犬はどんな状況にあっても仲間を見捨てたりしない。

ネット上で上がるそんな伝説は案外本当なのかもしれない。

 先月12月25日、ウクライナのウージュホロドの動物救助隊の元に、線路の上に2日間もとどまっている2匹の犬がいる、という連絡が入った。

すぐさま駆け付けたスタッフたちが見たものは、怪我を負って線路の上から動けなくなていた1匹のメス犬と、彼女に寄り添うようにしてそのそばを離れない1匹のオス犬の姿だった。

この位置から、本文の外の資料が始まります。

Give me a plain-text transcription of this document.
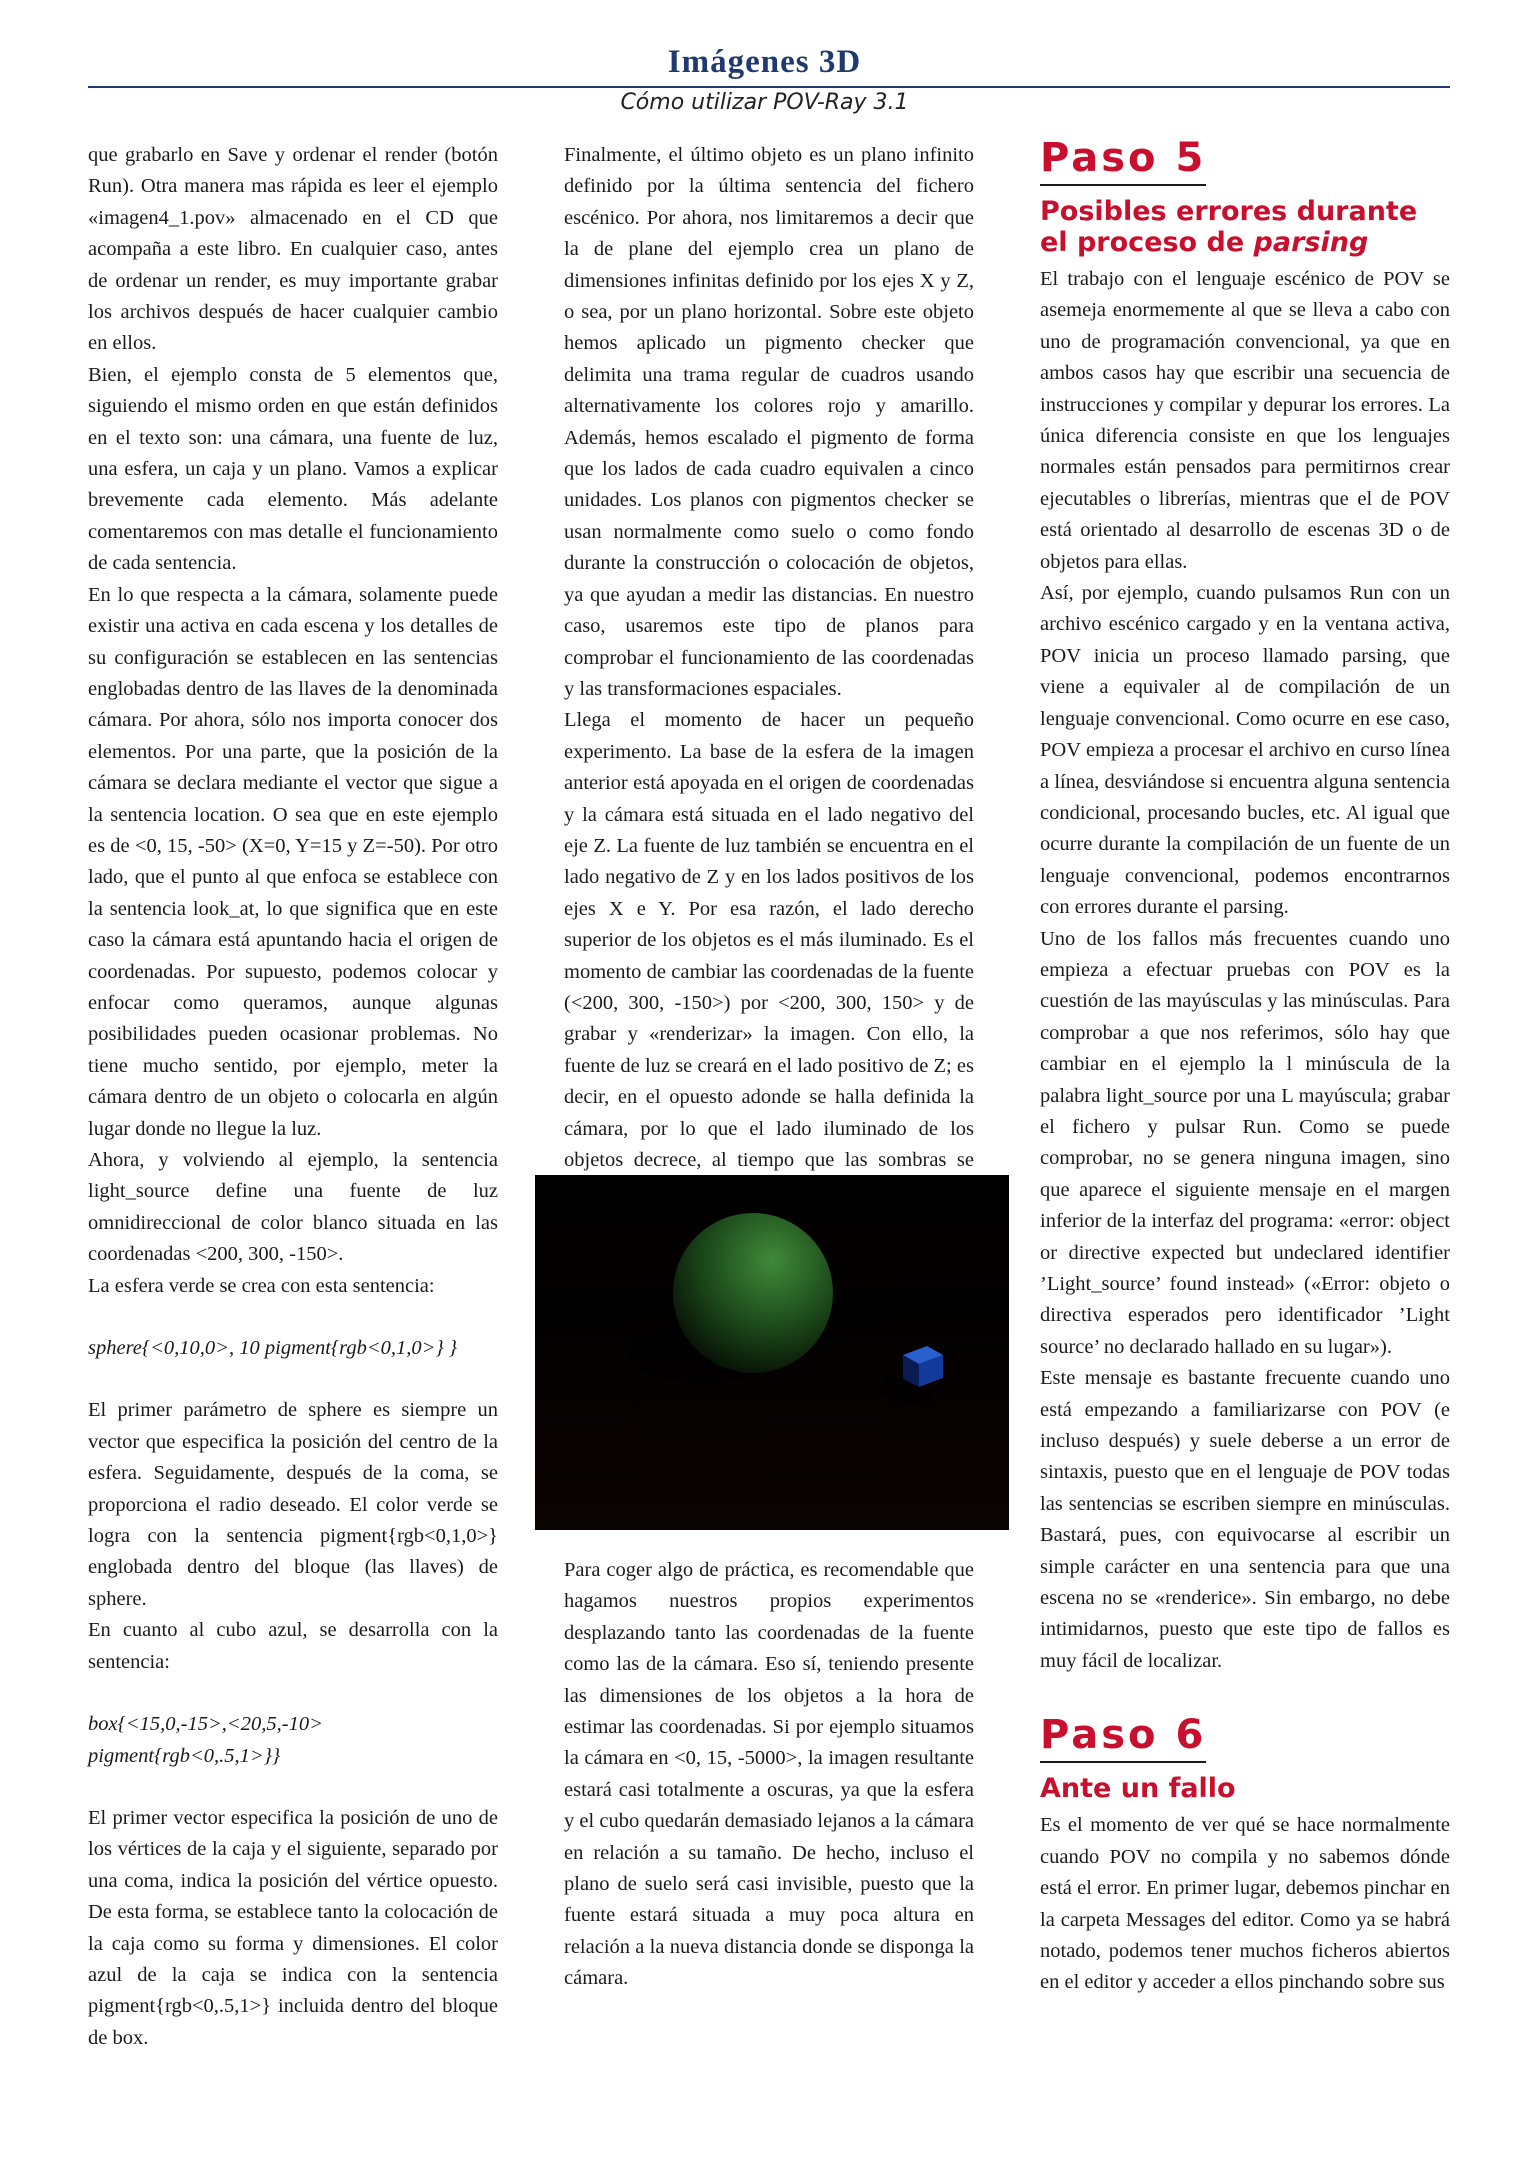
Imágenes 3D
Cómo utilizar POV-Ray 3.1

que grabarlo en Save y ordenar el render (botón Run). Otra manera mas rápida es leer el ejemplo «imagen4_1.pov» almacenado en el CD que acompaña a este libro. En cualquier caso, antes de ordenar un render, es muy importante grabar los archivos después de hacer cualquier cambio en ellos.

Bien, el ejemplo consta de 5 elementos que, siguiendo el mismo orden en que están definidos en el texto son: una cámara, una fuente de luz, una esfera, un caja y un plano. Vamos a explicar brevemente cada elemento. Más adelante comentaremos con mas detalle el funcionamiento de cada sentencia.

En lo que respecta a la cámara, solamente puede existir una activa en cada escena y los detalles de su configuración se establecen en las sentencias englobadas dentro de las llaves de la denominada cámara. Por ahora, sólo nos importa conocer dos elementos. Por una parte, que la posición de la cámara se declara mediante el vector que sigue a la sentencia location. O sea que en este ejemplo es de <0, 15, -50> (X=0, Y=15 y Z=-50). Por otro lado, que el punto al que enfoca se establece con la sentencia look_at, lo que significa que en este caso la cámara está apuntando hacia el origen de coordenadas. Por supuesto, podemos colocar y enfocar como queramos, aunque algunas posibilidades pueden ocasionar problemas. No tiene mucho sentido, por ejemplo, meter la cámara dentro de un objeto o colocarla en algún lugar donde no llegue la luz.

Ahora, y volviendo al ejemplo, la sentencia light_source define una fuente de luz omnidireccional de color blanco situada en las coordenadas <200, 300, -150>.

La esfera verde se crea con esta sentencia:

sphere{<0,10,0>, 10 pigment{rgb<0,1,0>} }

El primer parámetro de sphere es siempre un vector que especifica la posición del centro de la esfera. Seguidamente, después de la coma, se proporciona el radio deseado. El color verde se logra con la sentencia pigment{rgb<0,1,0>} englobada dentro del bloque (las llaves) de sphere.

En cuanto al cubo azul, se desarrolla con la sentencia:

box{<15,0,-15>,<20,5,-10> pigment{rgb<0,.5,1>}}

El primer vector especifica la posición de uno de los vértices de la caja y el siguiente, separado por una coma, indica la posición del vértice opuesto. De esta forma, se establece tanto la colocación de la caja como su forma y dimensiones. El color azul de la caja se indica con la sentencia pigment{rgb<0,.5,1>} incluida dentro del bloque de box.

Finalmente, el último objeto es un plano infinito definido por la última sentencia del fichero escénico. Por ahora, nos limitaremos a decir que la de plane del ejemplo crea un plano de dimensiones infinitas definido por los ejes X y Z, o sea, por un plano horizontal. Sobre este objeto hemos aplicado un pigmento checker que delimita una trama regular de cuadros usando alternativamente los colores rojo y amarillo. Además, hemos escalado el pigmento de forma que los lados de cada cuadro equivalen a cinco unidades. Los planos con pigmentos checker se usan normalmente como suelo o como fondo durante la construcción o colocación de objetos, ya que ayudan a medir las distancias. En nuestro caso, usaremos este tipo de planos para comprobar el funcionamiento de las coordenadas y las transformaciones espaciales.

Llega el momento de hacer un pequeño experimento. La base de la esfera de la imagen anterior está apoyada en el origen de coordenadas y la cámara está situada en el lado negativo del eje Z. La fuente de luz también se encuentra en el lado negativo de Z y en los lados positivos de los ejes X e Y. Por esa razón, el lado derecho superior de los objetos es el más iluminado. Es el momento de cambiar las coordenadas de la fuente (<200, 300, -150>) por <200, 300, 150> y de grabar y «renderizar» la imagen. Con ello, la fuente de luz se creará en el lado positivo de Z; es decir, en el opuesto adonde se halla definida la cámara, por lo que el lado iluminado de los objetos decrece, al tiempo que las sombras se

Para coger algo de práctica, es recomendable que hagamos nuestros propios experimentos desplazando tanto las coordenadas de la fuente como las de la cámara. Eso sí, teniendo presente las dimensiones de los objetos a la hora de estimar las coordenadas. Si por ejemplo situamos la cámara en <0, 15, -5000>, la imagen resultante estará casi totalmente a oscuras, ya que la esfera y el cubo quedarán demasiado lejanos a la cámara en relación a su tamaño. De hecho, incluso el plano de suelo será casi invisible, puesto que la fuente estará situada a muy poca altura en relación a la nueva distancia donde se disponga la cámara.

Paso 5
Posibles errores durante el proceso de parsing

El trabajo con el lenguaje escénico de POV se asemeja enormemente al que se lleva a cabo con uno de programación convencional, ya que en ambos casos hay que escribir una secuencia de instrucciones y compilar y depurar los errores. La única diferencia consiste en que los lenguajes normales están pensados para permitirnos crear ejecutables o librerías, mientras que el de POV está orientado al desarrollo de escenas 3D o de objetos para ellas.

Así, por ejemplo, cuando pulsamos Run con un archivo escénico cargado y en la ventana activa, POV inicia un proceso llamado parsing, que viene a equivaler al de compilación de un lenguaje convencional. Como ocurre en ese caso, POV empieza a procesar el archivo en curso línea a línea, desviándose si encuentra alguna sentencia condicional, procesando bucles, etc. Al igual que ocurre durante la compilación de un fuente de un lenguaje convencional, podemos encontrarnos con errores durante el parsing.

Uno de los fallos más frecuentes cuando uno empieza a efectuar pruebas con POV es la cuestión de las mayúsculas y las minúsculas. Para comprobar a que nos referimos, sólo hay que cambiar en el ejemplo la l minúscula de la palabra light_source por una L mayúscula; grabar el fichero y pulsar Run. Como se puede comprobar, no se genera ninguna imagen, sino que aparece el siguiente mensaje en el margen inferior de la interfaz del programa: «error: object or directive expected but undeclared identifier ’Light_source’ found instead» («Error: objeto o directiva esperados pero identificador ’Light source’ no declarado hallado en su lugar»).

Este mensaje es bastante frecuente cuando uno está empezando a familiarizarse con POV (e incluso después) y suele deberse a un error de sintaxis, puesto que en el lenguaje de POV todas las sentencias se escriben siempre en minúsculas. Bastará, pues, con equivocarse al escribir un simple carácter en una sentencia para que una escena no se «renderice». Sin embargo, no debe intimidarnos, puesto que este tipo de fallos es muy fácil de localizar.

Paso 6
Ante un fallo

Es el momento de ver qué se hace normalmente cuando POV no compila y no sabemos dónde está el error. En primer lugar, debemos pinchar en la carpeta Messages del editor. Como ya se habrá notado, podemos tener muchos ficheros abiertos en el editor y acceder a ellos pinchando sobre sus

 それは胸がつぶれるような光景だった。この線路は現在も使用されていて列車が通る。

 そしてついに列車が来た。オス犬はメス犬の身をかばうように身をかがめ、列車が通り過ぎるのを線路の中央で2日間もやり過ごしていたのだ。自らは逃げることができるにもかかわらずだ。



厳しい寒さの中、線路で生き延びていた2匹の犬

 この映像は救助隊の一人、デニス・マラファエフがFacebookに投稿していたものだ。オス犬は動けないメス犬から決して離れることはなかった。常に彼女の体を暖めようとしていたという。

52fbf190

列車の音に気が付くと、メス犬の身をかばうようにその隣に横たわる。

2匹は共に頭を地面に押し付ける。

9d794137

列車通過中ずっと列車の下で身をひそめる2匹。

オス犬は逃げることもできる。だが自分もメス犬と共に列車の下で待機する。

653d43c0
 
12月にもなると最低気温がマイナス10度以下にもなるウクライナで、2匹は2日間もこんな過酷で危険な状況を生き延びていたのだ。

4532a9f6

無事救助された2匹、そしてついにハッピーエンドへ

 一刻も早く彼らを助けなければ!

 危険な状況を目の当たりにした救助隊はタイミングを見計らって線路の2匹に近づいた。だが彼らは見知らぬ人間への警戒心が強い。オス犬はメス犬に守ろうと必死に吠え、人間を近づかせることを拒む。その作業は容易ではなかったが、なんとか車に乗せ速やかに動物病院に運んだ。
 

5ccba01e

ac28a363

0aab837d

幸いなことに2匹はまもなく元気になった。怪我をしていたメス犬はルーシー、オス犬はパンダと名付けられた。

 予防接種も済ませた。そして施設の人々と触れ合っていくうちに、徐々に人間に信頼を置くようになった。

 そして念願の里親希望者が現れた。
 ある男性にペアで引き取られたという。



 2日もの間、食べるものもない極寒の線路上で、何よりも大切な仲間を見捨てず、暖め続けていたパンダ。逃げることもできた。でも彼は、あえて列車が走り抜ける一番危険な時を、仲間のそばで、仲間とともに過ごした。

 その勇気ある行動が運命を明るい方向へと導いていったのかもしれない。

 現在は里親の元で2匹は仲良く過ごしている。
 


 フェイスブックで彼らのことが伝えられると、多くの人々がその愛情と勇気と幸運をたたえ、たくさんのメッセージが寄せられたという。